Italian financier seeks hedge funds' help to clinch deal for Genoa football club - sources

LONDON/FRANKFURT (Reuters) - Italian financier Giulio Gallazzi is seeking binding commitments from a series of hedge funds to finance a proposed takeover of Italy's oldest football club, Genoa CFC, sources familiar with the matter told Reuters.





If successful, the deal, which could be worth more than 120 million euros ($141.07 million), would make Genoa the first club in Italy to be entirely owned by financial investors.

It would also mark the latest in a series of foreign takeovers of high-profile Italian clubs competing in Serie A.

Bologna-born Gallazzi, who controls London-based advisory firm SRI Group, has until Sept. 30 to sweeten an initial bid which was submitted earlier this month.

Gallazzi, 53, has pledged to clean up Genoa's 110 million euros debt and has asked a series of international hedge funds including UK-based Bybrook Capital to help fund his bid, which will cover all Genoa's debt and add about 10 million euros in cash, the sources said.

Bybrook, which received initial funding from U.S. giant Blackstone in 2014, declined to comment.

Gallazzi has been in talks with Genoa's owner Enrico Preziosi since the start of the summer and his bid on Sept. 1 was rebuffed by Preziosi who publicly said it undervalued the business.

Preziosi, an Italian tycoon who controls one of the country's biggest toy manufacturers, Giochi Preziosi, resumed negotiations with Gallazzi on Sept. 18 but the parties are still struggling to reach an agreement on price, the sources said, adding Preziosi wants more cash.
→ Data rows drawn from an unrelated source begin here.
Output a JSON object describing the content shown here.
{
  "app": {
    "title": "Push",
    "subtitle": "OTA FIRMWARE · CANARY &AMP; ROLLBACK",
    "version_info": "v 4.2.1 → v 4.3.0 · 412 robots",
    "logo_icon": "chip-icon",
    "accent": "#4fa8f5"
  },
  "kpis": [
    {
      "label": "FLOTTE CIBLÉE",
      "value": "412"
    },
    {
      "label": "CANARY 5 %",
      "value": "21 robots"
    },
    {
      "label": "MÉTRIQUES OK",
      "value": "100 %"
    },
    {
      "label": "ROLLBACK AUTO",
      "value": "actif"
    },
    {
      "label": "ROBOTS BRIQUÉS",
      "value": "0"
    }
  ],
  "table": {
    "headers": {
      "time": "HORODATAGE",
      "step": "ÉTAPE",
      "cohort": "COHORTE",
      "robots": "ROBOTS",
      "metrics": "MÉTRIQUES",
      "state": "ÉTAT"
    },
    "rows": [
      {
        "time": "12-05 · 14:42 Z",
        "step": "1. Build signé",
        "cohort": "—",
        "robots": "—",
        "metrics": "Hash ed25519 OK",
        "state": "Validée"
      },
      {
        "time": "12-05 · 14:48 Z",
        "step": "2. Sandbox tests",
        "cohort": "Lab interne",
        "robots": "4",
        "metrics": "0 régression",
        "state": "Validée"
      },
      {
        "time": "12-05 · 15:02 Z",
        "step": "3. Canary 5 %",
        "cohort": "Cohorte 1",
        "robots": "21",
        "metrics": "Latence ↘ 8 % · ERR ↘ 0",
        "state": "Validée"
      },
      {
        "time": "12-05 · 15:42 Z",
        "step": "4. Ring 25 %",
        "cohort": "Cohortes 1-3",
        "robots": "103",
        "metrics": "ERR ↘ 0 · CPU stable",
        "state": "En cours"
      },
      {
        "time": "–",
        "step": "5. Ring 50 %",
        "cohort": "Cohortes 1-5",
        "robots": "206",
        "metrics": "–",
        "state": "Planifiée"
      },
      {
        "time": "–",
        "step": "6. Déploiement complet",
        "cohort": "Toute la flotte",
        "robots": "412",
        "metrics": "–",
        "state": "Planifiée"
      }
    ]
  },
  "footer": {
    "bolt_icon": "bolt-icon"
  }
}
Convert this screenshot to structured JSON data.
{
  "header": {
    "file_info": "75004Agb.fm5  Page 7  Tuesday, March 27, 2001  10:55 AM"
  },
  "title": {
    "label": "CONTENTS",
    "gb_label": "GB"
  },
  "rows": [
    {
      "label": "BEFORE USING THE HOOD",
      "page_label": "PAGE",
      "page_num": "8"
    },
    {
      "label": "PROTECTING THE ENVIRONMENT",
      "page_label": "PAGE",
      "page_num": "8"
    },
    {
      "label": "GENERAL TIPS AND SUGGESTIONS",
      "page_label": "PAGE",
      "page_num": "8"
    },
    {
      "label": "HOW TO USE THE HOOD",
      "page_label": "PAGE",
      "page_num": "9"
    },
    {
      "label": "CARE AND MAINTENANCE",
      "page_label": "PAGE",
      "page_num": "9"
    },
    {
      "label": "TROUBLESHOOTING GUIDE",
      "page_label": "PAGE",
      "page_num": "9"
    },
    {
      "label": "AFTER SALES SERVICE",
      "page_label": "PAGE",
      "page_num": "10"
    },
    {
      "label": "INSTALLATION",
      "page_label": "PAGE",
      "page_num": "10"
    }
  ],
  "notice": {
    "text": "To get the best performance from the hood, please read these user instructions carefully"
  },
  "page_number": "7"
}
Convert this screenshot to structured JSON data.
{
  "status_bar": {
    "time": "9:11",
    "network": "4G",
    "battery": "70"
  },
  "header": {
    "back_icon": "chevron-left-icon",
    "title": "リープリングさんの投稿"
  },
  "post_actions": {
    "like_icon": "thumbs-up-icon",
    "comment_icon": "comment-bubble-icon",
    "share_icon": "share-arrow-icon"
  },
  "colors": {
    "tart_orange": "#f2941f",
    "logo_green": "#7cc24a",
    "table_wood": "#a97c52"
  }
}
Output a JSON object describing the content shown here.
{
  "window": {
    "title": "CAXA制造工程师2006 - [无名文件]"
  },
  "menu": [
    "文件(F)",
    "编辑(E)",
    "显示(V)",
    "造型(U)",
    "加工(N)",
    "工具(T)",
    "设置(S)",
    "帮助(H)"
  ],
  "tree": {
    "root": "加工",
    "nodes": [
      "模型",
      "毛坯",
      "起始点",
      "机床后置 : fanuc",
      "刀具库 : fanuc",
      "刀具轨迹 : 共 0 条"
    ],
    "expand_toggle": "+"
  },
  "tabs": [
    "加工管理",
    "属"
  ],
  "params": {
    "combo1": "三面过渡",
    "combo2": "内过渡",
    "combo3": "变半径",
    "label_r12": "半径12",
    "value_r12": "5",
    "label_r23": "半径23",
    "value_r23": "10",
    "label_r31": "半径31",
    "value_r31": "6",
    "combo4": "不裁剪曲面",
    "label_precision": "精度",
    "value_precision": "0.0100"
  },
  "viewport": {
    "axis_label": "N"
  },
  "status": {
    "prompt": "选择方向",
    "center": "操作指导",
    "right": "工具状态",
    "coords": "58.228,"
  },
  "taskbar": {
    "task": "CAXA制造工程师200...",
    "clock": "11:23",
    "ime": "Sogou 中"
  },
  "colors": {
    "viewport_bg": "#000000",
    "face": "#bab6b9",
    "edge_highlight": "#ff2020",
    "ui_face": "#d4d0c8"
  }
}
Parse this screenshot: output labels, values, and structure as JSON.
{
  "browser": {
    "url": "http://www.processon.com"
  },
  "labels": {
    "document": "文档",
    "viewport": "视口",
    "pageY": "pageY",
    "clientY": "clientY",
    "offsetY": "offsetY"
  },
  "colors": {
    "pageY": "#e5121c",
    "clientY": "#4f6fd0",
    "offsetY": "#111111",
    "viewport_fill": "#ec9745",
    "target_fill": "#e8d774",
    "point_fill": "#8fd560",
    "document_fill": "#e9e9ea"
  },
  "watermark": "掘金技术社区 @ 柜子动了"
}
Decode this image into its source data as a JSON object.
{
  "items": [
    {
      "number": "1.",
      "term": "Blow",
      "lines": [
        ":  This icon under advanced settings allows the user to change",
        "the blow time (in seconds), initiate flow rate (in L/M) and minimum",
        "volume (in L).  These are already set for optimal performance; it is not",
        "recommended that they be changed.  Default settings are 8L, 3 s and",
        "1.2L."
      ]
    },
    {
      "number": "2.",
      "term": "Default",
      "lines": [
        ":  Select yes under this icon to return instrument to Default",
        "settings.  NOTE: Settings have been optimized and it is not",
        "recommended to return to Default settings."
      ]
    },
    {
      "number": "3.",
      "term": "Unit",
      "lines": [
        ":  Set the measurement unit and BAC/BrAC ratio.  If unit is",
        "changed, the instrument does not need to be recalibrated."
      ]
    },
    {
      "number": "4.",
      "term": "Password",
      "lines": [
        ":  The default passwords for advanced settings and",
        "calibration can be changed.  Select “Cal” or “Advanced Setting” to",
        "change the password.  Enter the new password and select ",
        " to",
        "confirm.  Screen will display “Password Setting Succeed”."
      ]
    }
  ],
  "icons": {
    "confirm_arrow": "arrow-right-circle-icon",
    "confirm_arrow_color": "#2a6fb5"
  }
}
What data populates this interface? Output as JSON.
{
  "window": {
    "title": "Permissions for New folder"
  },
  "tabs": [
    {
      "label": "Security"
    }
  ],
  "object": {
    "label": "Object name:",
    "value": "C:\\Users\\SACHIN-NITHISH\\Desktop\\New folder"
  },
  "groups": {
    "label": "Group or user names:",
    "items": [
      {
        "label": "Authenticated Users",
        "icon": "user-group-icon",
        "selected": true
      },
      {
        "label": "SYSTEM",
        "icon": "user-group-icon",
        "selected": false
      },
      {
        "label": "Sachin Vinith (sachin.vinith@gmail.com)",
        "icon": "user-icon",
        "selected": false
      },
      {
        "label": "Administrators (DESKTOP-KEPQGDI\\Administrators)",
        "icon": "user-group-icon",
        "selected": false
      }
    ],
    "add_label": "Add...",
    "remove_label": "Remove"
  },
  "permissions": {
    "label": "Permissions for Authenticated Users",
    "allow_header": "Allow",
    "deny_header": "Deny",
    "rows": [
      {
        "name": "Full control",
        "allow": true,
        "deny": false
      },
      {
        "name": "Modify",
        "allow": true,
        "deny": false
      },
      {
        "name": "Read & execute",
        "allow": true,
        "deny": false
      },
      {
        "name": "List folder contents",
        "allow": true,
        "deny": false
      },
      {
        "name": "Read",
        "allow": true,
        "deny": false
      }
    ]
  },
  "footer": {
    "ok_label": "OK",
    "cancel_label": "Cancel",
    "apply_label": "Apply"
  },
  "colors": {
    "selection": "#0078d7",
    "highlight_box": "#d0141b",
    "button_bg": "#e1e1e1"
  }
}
Among the main sticking points is the valuation of Genoa's football players and its credits to other Serie A clubs, one of the sources said.

Gallazzi plans to finance his bid by raising equity and debt via GCFC, a UK-based financial vehicle created for this deal, which has Gustavo Perrotta, a manager of Mayfair-based merchant bank Hamilton Ventures, among its directors.

Preziosi, 69, established Genoa in Serie A during his 14-year reign. He has been looking for a buyer for Genoa for years and reiterated his intention to sell last spring.

Fellow Serie A clubs including AC Milan, AS Roma and FC Inter have also recently been taken over by foreign owners.

For Genoa an eventual takeover by a UK-based financial entity would be something of a homecoming as the club was founded in 1893 by English doctor James Richardson Spensley.